Figure 1. RNAi and CRISPR technology for treatment of oncogenic KRAS–driven cancers.

(A) Mutant KRAS–specific (mKRAS-specific) siRNAs and shRNAs silence the expression of mKRAS by generating an RNA hybrid complex that induces endogenous KRAS mRNA degradation. Inhibitory RNA molecules are encapsulated in a liposome, exosome, or nanoparticle and can be administered to patients via intravenous injection or orthotopic injections for access to oncogenic KRAS–driven tumor sites. Alternatively, adeno-associated viral (AAV) vectors may be used to intravenously deliver mKRAS-targeting therapeutics. Despite major safety concerns, viral vector delivery systems (adenoviral, retroviral, and lentiviral vectors) provide longer-lasting effects on RAS hotspot mutations. (B) Viral delivery of CRISPR/Cas9 (DNA) or Cas13 (RNA) systems that target mKRAS-expressing tumor cells is administered to the tumoral site via orthotopic injection. Through administration of KRAS sgRNAs in the CRISPR/Cas13 system, only transient correction of cancer cells at the post-transcriptional level can be attained. By directly targeting mKRAS, both RNAi- and CRISPR-based therapeutics promote tumor reduction.

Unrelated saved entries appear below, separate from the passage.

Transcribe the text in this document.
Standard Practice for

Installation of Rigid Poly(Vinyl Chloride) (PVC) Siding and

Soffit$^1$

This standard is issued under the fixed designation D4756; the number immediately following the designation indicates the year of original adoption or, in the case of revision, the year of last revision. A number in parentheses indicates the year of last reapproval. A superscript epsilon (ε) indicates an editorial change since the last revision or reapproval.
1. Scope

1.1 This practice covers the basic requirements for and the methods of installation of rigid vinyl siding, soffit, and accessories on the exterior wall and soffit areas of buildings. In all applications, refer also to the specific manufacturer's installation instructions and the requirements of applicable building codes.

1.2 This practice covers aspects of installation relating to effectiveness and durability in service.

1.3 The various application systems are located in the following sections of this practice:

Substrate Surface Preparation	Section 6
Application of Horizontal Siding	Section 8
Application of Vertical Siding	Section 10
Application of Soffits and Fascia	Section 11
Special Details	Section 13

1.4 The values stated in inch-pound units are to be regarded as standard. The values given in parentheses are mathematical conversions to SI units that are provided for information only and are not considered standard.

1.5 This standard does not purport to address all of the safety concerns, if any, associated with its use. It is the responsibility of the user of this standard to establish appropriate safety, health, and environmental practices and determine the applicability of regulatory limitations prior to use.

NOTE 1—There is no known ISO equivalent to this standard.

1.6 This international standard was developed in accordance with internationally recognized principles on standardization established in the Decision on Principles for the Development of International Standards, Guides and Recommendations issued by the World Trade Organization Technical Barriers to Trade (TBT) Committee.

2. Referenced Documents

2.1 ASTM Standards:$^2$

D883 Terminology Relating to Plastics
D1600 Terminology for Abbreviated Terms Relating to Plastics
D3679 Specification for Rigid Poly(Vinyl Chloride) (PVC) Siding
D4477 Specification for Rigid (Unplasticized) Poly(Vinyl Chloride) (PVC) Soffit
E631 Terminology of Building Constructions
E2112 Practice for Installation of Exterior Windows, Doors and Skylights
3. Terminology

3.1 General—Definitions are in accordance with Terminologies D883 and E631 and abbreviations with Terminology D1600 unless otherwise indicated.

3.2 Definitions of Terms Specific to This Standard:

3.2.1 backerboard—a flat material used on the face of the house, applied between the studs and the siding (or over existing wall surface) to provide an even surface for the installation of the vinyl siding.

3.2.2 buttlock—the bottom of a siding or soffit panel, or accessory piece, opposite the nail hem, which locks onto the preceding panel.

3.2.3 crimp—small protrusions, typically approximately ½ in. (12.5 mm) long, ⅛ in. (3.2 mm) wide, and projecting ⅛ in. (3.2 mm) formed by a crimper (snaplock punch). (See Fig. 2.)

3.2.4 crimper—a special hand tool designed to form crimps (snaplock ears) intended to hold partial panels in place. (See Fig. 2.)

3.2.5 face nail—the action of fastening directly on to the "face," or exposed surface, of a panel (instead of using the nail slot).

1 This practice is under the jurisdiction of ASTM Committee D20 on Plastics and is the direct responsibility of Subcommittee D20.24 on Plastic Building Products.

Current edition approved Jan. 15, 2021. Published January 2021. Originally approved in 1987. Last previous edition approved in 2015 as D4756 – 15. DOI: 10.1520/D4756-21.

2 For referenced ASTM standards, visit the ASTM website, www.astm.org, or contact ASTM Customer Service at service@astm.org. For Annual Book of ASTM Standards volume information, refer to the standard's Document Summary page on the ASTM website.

Figure 2. Immunotherapy regimens for the treatment of oncogenic KRAS–driven tumors.

(A) Vaccines that promote oncogenic KRAS antitumor immunity. Peptide-, mRNA-, and DC-based vaccines can be administered to patients with lung, pancreatic, and colon cancer. Vaccines provide oncogenic KRAS neoantigens to MHC molecules and aim to develop cancer-specific long-term memory T cells. Upon tumor growth, activated T cells destroy cancerous cells through TCR-MHC binding. (B) Adoptive cell therapy with engineered T and NK cells. T and NK cells isolated from a patient’s blood are genetically modified by viral vectors to express specific T cell receptors (TCRs) and neoantigen specific NK receptors for a better recognition of oncogenic KRAS–expressing cancerous cells. Peripheral blood T cells from patients with lung, pancreatic, and colon cancer are alternatively used to create CAR-T and CAR-NK cells that express patient-specific, KRAS-driven cancer cell neoantigens. (C) After surgical resection of a tumor, patient-specific tumor-resident active T cells (TILs) are isolated and expanded and selected ex vivo. The most tumor-specific and functionally enriched T cells are administered to the patient intravenously after lymphodepletion.